5. Rinse and dry the vanity

  • Rinse the vanity in ice-cold water until there are no more bubbles and no soap trace remains.
  • Then, get a dry cloth and use it to dry it off thoroughly.

6. Disinfect

  • After cleaning the vanity and allowing it to dry, spray disinfectant into the basin and the faucet.
  • Use your cloth to dry the vanity and the tap until it appears like it was just installed.

Cleaning a stainless steel vanity

How to Clean the Bathroom vanity Drain

The drain is the most critical component in maintaining a clean sink. Aim to clear the drain of your bathroom vanity at least once a week to avoid getting blocked.

What Is Required of You

  • Wire hanger 
  • Hydrogen Peroxide

Step 1: Rinse the Stopper and Drain

Please remove the drain stopper, empty any debris that may have accumulated, and then rinse it before putting it back in place. Doing this will assist in avoiding the accumulation of stray trash particles in the drain. Keeping the drain in your bathroom clean can also prevent unpleasant odors from accumulating. The smell from your restroom may be due to bacteria growing in the drain, which worsens with time.

Step 2: Remove Any Clogs

Remove the stopper from the drain if it is sluggish, and then use the end of a wire hanger to clean away as much of the clog as possible. If the blockage remains, try flushing the drain with a biodegradable and noncorrosive pipe cleaner or a home cleaner such as hydrogen peroxide. If the clog persists, try using a pipe cleaner.
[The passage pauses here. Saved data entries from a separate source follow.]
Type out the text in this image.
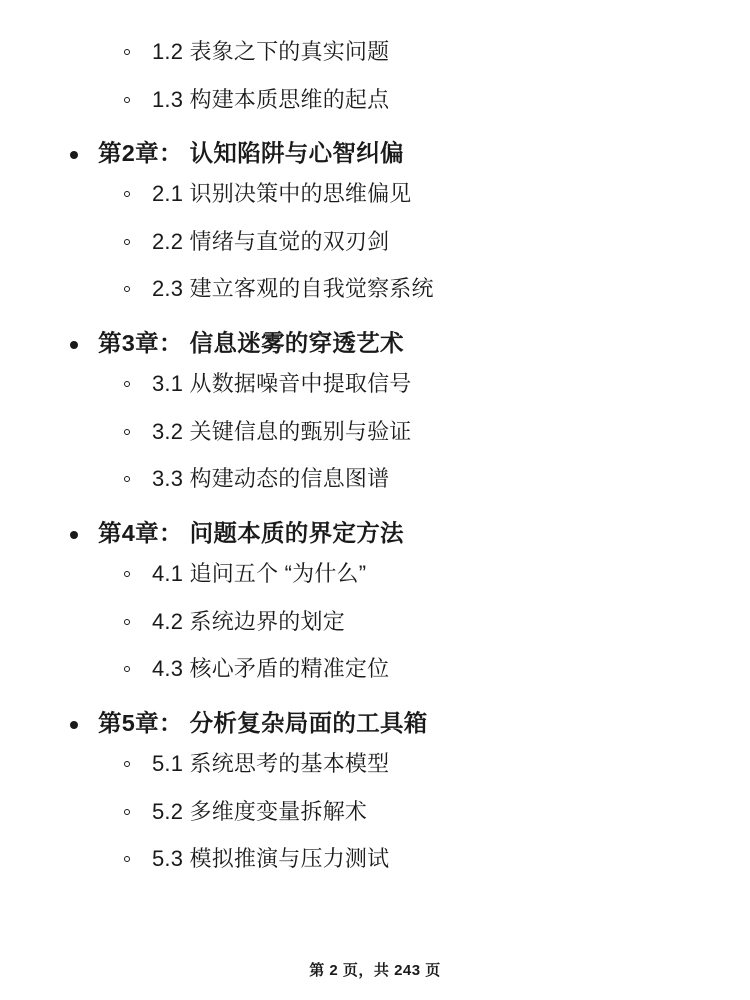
1.2 表象之下的真实问题
1.3 构建本质思维的起点
第2章： 认知陷阱与心智纠偏
2.1 识别决策中的思维偏见
2.2 情绪与直觉的双刃剑
2.3 建立客观的自我觉察系统
第3章： 信息迷雾的穿透艺术
3.1 从数据噪音中提取信号
3.2 关键信息的甄别与验证
3.3 构建动态的信息图谱
第4章： 问题本质的界定方法
4.1 追问五个 “为什么”
4.2 系统边界的划定
4.3 核心矛盾的精准定位
第5章： 分析复杂局面的工具箱
5.1 系统思考的基本模型
5.2 多维度变量拆解术
5.3 模拟推演与压力测试
第 2 页，共 243 页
How to Properly Clean the Faucet in the Bathroom

When cleaning a bathroom faucet, you must ensure the cleaning solution is appropriate for the faucet’s material.

What Is Required of You

  • Dish detergent
  • Towel for washing with water
  • Vinegar (optional)
  • Bristle-less toothbrush

Step 1: Wash the Faucet

Mix the liquid dish soap with the water. After using a cleaning cloth to wipe the faucet, allow it to air dry.

Step 2: Remove Any Buildup

Use a cloth dipped in a mixture of equal parts vinegar and water to clean the surfaces and remove any stubborn buildup. Next, scrub the perimeter with a gentle toothbrush dipped in the mixed solution. Finally, wipe the faucet with a clean, dry towel to complete the process. Any remaining residue will be eliminated, leaving the surface shiny.

The Most Effective Bathroom Vanity Cleaning Tools

Using a standard bathroom cleaning spray and a gentle cloth, you should be able to clean the majority of bathroom vanities. To gently break away filth, try using a dish detergent for delicate surfaces or a distilled white vinegar and water solution.

Scrubbing the area surrounding the faucet and the drain can require an old toothbrush or a tiny brush with soft bristles.

A woman cleaning a bathroom

You can clean the vanity basin every night with a container of multi-surface cleaning wipes or a stack of clean towels nearby. This regular cleaning will allow you to keep your home clean.


Because the bathroom sink is an area that is especially prone to harboring bacteria, you must make it a point to clean it at least once a week. However, we believe you would prefer this to continue for longer. If so, make sure to always dry your vanity after using it.

If it is drier, there will be less opportunity for germs to grow in the tiny droplets around the drain, so think about having a secondhand towel that you can use only to dry it off.

Also, keep a bottle of disinfectant spray nearby and spray it on the vanity once every few days. In that case, your bathroom vanity will always look great when you say goodbye in the morning and at night.